We've all emigrated to Earth
I was reading Helen Russell’s The Year of Living Danishly (an excellent audiobook by the way - read beautifully and humourously by the author herself) and it jogged within me a very familiar envy - that of beholding those who have ‘moved country’ and started new lives somewhere.
It made me look at where I live, and very much love (the UK) - and what it is about travelling that makes those that don’t travel slightly envious of the nomads of our World.
Sure, we have all the classic reasons for doing so - ‘experience new cultures’. New foods, new climates, new humidity levels, new geographies, new dangers, new landscapes, new smells, new animals, new strange policies and legal contexts, advanced regimes, backward regimes - and whathaveyou.
But it occurred to me - short of an actual trekking holiday and literally not settling anywhere - to stay in another country still boils down to the same basic thing - identify and occupy an abode of some kind, establish infrastructure-based protocols (e.g. do folk walk to the shops, or does everyone need a car, is the country cycle-friendly, etc) - and then - exist, experience.

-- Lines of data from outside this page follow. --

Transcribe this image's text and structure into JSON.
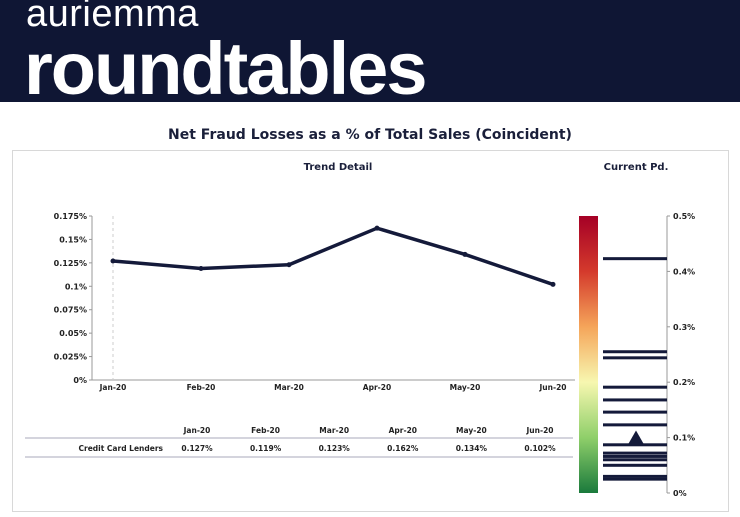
{
  "header": {
    "brand_top": "auriemma",
    "brand_bottom": "roundtables"
  },
  "title": "Net Fraud Losses as a % of Total Sales (Coincident)",
  "chart_data": [
    {
      "type": "line",
      "subtitle": "Trend Detail",
      "categories": [
        "Jan-20",
        "Feb-20",
        "Mar-20",
        "Apr-20",
        "May-20",
        "Jun-20"
      ],
      "series": [
        {
          "name": "Credit Card Lenders",
          "values": [
            0.127,
            0.119,
            0.123,
            0.162,
            0.134,
            0.102
          ]
        }
      ],
      "ylim": [
        0,
        0.175
      ],
      "yticks": [
        "0%",
        "0.025%",
        "0.05%",
        "0.075%",
        "0.1%",
        "0.125%",
        "0.15%",
        "0.175%"
      ],
      "grid": false,
      "color": "#141a3a"
    },
    {
      "type": "bar",
      "subtitle": "Current Pd.",
      "ylim": [
        0,
        0.5
      ],
      "yticks": [
        "0%",
        "0.1%",
        "0.2%",
        "0.3%",
        "0.4%",
        "0.5%"
      ],
      "peer_values": [
        0.423,
        0.255,
        0.244,
        0.191,
        0.168,
        0.146,
        0.123,
        0.087,
        0.072,
        0.066,
        0.06,
        0.05,
        0.03,
        0.025
      ],
      "current_value": 0.102,
      "gradient_colors": [
        "#1a7a3c",
        "#8fcf6a",
        "#f7f7b0",
        "#f5a55a",
        "#d43a2c",
        "#a50026"
      ]
    }
  ],
  "table": {
    "columns": [
      "Jan-20",
      "Feb-20",
      "Mar-20",
      "Apr-20",
      "May-20",
      "Jun-20"
    ],
    "rows": [
      {
        "label": "Credit Card Lenders",
        "values": [
          "0.127%",
          "0.119%",
          "0.123%",
          "0.162%",
          "0.134%",
          "0.102%"
        ]
      }
    ]
  }
}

Where the experience of living can be distilled down to this - then I wondered where exactly does the ‘magic’ of existing lie, if not in travelling?
Then I watched a film or two which got me thinking - there are versions of our future where we travel to various planets and cosmic systems, the way we nonchalantly traverse our inner atmosphere today. In such a time and place - indeed a current time and place if you subscribe to Multiverse theory - there will be people and families who will choose to emigrate to other planets - much as we do countries.
In this scenario - there will be those who look upon those who have chosen to move to Earth as their particular choice with the same semi-envy and wonderment as many do those who move countries. What will it be and feel like over there? What kind of atmosphere, what kind of climate - what will it feel like to interact with its geography? And yes - Earthlings.
And Lo - I am right now experiencing this planet in all of these ways!!
It doesn’t matter what country I happen to have alighted on - wherever I go here, I am on Earth - I am exploring planet Earth from my particular standpoint. That is the stupendous and over-arching fact about my existence right now!
Heck - there are schools of thought which believe that I did literally choose Earth as a destination (à la the animated film ‘Soul’). Where that is so - the amazement is ever the more awe-inspiring.
There are also many different ways to explore something. I don’t have necessarily to scour the surface for all the surfacial differences - I might choose instead to commit to a particular locus and get to know it deeply, across time as well as all the other more usual regards.
The upshot of all of this is - I am more than happy to have landed my particular patch on Earth, and will explore it and appreciate it the way any new visitor to any planet might.